I ain't making any forecasts. It is an article of faith here on Maui, though, that the high ends of real estate markets have an almost limitless demand.
We're talkin' real high end, nothing any of us would ever live in.
The reason is that the generation with the highest income in history is coming into the inheritance of its parents, the generation with the highest savings in history.
I accept that as a fact. We're in uncharted territory.
Recall that the smart money in 1944-5 was that it would be difficult for the US economy to sustain the reconversion to peacetime conditions. Hardly anybody foresaw the effect of the $140 billion in war savings that the returning GIs unleashed.
I'm not saying residential real estate is not going to slip some -- it's pretty clearly slowing -- but I am saying we're in uncharted territory again.
No way !
I've been looking forward to that book all year. But I will settle for a comic book, if need be.
Bret, I agree that any recession is likely to be short-lived.
As for an "overly tight" labor market... Although that's certainly true of some locales, and even a few entire states, I think that it might be a bit of an overstatement nationally.
"Highest end on Maui", like unique and highly desirable properties in other development-limited areas, does seem immune to all but the deepest of depressions.
But that's a pretty tiny sliver of the American housing market.
The "lower" high-end stuff, like $ 750,000-in-2004 oceanside condos in San Diego, are not going to hold. They're just not special enough, and the supply isn't particularly limited.
In fact, I put up a post a few months ago about how the Key West market was in a power-dive, with run-of-the-mill housing shedding 25% of its value in the six months leading up to the post.
But no doubt there are a few $ 10 million-plus mansions there that haven't lost any value.
Oro,
You like comic books?

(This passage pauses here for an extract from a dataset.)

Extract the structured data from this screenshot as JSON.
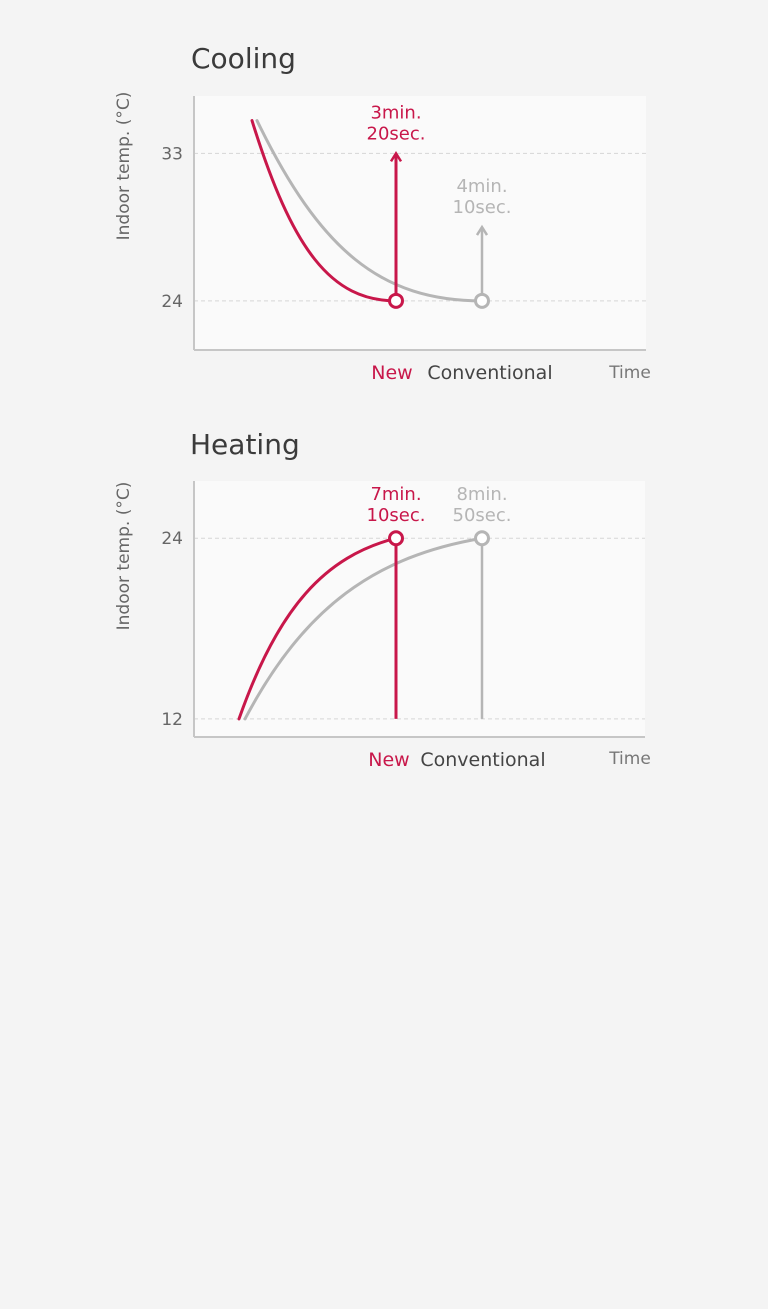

I would have never guessed. ;-)
Can I make the delivery of the book contingent upon the sale of my house?
Sure, of course you may.
I don't much read comics anymore, but I used to collect them quite a bit when I was in my mid-teens: X-Men, Spiderman, Daredevil, Teen Titans, and The New Mutants, among others. I still have a few hundred issues.
The quality varied, as creative staff joined and left the books, but there were some amazing story arcs, and some really great artwork, over the years.
I still like the format, but I don't seek 'em out anymore; I just enjoy whatever happens to cross my path.